Friday, October 3, 2014

Plenty and Donahue Highways


We headed out from Alice Springs to drive across the border and back to Queensland.  Total distance to Boulia (first town in Queensland) 745 km over dirt roads.  We had heard many stories about the poor quality of the roads but really they were just like any other dirt tracks - some sections excellent and some very slow.  The art seems to be driving above 70km/h to avoid corrugation vibrations and below 85km/h (well, we know what happens when you hit a pot hole/wash-out/bulldust patch at higher speeds!) Mostly, both roads were excellent.



We Geocached throughout the trip and go to some more interesting places as a result.  The photograph below is the Hartz Range Campsite where we found the cache and also excellent views from the site.


The "Eagle Eerie" geocache site. In the howling wind and dust-storm it was certainly an eerie landscape!


Max and Max and Laura really got into the geocache spirit and had a great time finding treasure.



We didn't take many photographs of the many amazing termite mounds we have seen but this one was too large to leave without a photograph!



At the Queensland border, the route changes name from the Plenty to the Donohue Highway
 The scenery wasn't quite so impressive compared with the Northern Territory side of the highway.

 We had to take a photograph - the monotony of the Mitchell Grass has to be seen to be believed!


 Fortunately a little further down the highway we arrived in the jump-up country.  This was a very spectacular landscape

We camped on the side of a side-road next to a jump-up.  It was one of our best campsites and the advantage of the camper trailer - being so self sufficient meant we could take advantage of the opportunity to camp in beautiful surrounds totally alone.




This is taken with the trailer behind us - stunning.


We moved onto another geocache site for breakfast - this photograph is taken from the top of the jump-up where we found the treasure.


We visited the Middleton hotel - the seventh of the nine stages of the stage coach run between Boulia and Winton and once a small town.  Now it is a pub in the middle of nowhere.


The kids enjoyed a coke in the pub.


We finally set our own geocache which we will upload onto the website once we get to Brisbane.  We have added our own geocache to the "Outback Way Geocache trail".

Finally our outback way adventure is complete - starting in Laverton in WA and travelling through the Northern Territory and to Winton in Queensland.  It was a much more interesting trip than taking the bitumen route down south.  It was well worth the planning and effort!



Tourists in Alice Springs

Our circular trip through the East McDonnell Ranges brought us back to Alice Springs for a mad 36 hour visit to Alice Springs. 

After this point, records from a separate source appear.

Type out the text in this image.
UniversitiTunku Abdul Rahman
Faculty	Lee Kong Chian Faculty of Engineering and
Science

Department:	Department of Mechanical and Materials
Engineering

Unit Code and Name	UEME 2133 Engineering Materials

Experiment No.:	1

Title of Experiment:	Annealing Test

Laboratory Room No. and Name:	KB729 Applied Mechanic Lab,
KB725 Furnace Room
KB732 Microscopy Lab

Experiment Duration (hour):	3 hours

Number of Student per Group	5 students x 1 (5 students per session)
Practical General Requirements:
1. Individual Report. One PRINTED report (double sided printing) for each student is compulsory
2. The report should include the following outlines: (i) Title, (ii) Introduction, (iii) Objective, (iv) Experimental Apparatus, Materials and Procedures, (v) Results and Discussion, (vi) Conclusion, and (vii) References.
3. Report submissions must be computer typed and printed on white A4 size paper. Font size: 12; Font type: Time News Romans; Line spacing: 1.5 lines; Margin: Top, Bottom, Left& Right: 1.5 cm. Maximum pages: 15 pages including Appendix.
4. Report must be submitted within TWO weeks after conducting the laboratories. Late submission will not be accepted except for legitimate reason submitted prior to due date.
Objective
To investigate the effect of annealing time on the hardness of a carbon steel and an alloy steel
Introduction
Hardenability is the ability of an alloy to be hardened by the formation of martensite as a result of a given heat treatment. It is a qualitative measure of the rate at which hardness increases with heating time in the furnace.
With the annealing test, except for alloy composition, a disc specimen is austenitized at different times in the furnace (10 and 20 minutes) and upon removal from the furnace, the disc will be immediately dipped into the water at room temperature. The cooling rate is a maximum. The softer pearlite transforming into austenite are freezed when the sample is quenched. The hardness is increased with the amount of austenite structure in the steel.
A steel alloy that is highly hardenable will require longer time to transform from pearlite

We visited the reptile house in town and the Royal Flying Doctor Service museum on day one. On our second day we spend the morning in the "Desert Park" a well run wilderness park combining aboriginal culture and outback wildlife. The bird show was excellent. The park mostly consists of ecosystem-specific aviaries in a bushland setting.  The bird talk at the waterhole was excellent.

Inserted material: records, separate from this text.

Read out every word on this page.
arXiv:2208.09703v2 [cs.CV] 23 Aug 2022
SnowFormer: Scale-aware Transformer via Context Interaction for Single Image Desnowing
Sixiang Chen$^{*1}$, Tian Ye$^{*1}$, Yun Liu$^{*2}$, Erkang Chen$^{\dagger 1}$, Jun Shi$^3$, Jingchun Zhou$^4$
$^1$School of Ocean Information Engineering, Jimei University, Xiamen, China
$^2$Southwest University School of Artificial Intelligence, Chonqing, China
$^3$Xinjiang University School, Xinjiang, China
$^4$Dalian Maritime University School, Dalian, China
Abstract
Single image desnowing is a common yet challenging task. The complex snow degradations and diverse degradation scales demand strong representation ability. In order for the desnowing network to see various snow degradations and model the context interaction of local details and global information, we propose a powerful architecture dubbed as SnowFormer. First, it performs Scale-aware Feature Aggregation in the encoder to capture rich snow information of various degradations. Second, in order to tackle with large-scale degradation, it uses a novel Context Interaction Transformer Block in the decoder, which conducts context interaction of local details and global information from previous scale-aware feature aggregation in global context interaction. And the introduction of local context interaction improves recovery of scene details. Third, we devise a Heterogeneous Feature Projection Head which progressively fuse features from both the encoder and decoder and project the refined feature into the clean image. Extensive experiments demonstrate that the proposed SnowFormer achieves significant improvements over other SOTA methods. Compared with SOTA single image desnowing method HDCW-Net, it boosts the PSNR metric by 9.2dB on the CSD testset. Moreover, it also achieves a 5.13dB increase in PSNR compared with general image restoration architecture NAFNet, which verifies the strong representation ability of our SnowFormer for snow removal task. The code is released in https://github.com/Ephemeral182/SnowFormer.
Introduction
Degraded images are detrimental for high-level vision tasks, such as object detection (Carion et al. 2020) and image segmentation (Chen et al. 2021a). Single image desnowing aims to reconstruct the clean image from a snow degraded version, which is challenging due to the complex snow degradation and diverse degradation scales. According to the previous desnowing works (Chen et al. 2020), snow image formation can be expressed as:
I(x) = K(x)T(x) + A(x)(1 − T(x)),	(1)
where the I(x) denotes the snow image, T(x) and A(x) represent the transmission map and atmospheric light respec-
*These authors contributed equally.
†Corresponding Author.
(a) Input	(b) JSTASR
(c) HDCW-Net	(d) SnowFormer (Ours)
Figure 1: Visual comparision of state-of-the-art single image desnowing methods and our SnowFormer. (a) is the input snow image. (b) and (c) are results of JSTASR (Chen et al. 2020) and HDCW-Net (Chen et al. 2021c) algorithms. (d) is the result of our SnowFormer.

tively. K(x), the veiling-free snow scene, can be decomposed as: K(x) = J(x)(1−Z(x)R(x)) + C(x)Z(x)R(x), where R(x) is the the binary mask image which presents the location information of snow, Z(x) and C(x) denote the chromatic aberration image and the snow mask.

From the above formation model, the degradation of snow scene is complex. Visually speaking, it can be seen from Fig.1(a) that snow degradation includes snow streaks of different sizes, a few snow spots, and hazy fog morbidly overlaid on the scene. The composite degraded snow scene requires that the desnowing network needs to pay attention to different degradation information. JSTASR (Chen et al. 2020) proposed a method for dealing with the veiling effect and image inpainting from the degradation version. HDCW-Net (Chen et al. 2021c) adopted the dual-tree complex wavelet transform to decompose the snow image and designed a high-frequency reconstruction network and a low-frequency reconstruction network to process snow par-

 As the temperature was 38 degrees we escaped to the movies for the 2pm showing of "The Boxtrolls" a new movie. After catching up with a friend from Brisbane who we hadn't seen for years we fed rock wallabies at Alice's gap in the McDonnell ranges. Then we shopped for our trip across the rest of the "Outback Way" back to Queensland.
Cool lizards in the reptile house.

Laura and Max flying a RFDS aircraft.

Tony loved the cool pedal radios that the RFDS introduced throughout the pastoral stations for communications.

The bird show at Desert Park. Hawks, owls, curlews (plenty of these on the UQ campus where Tony works) and a goshawk,

Laura and Max chillin' at the movies.

Feeding the rock wallabies in Alice Springs.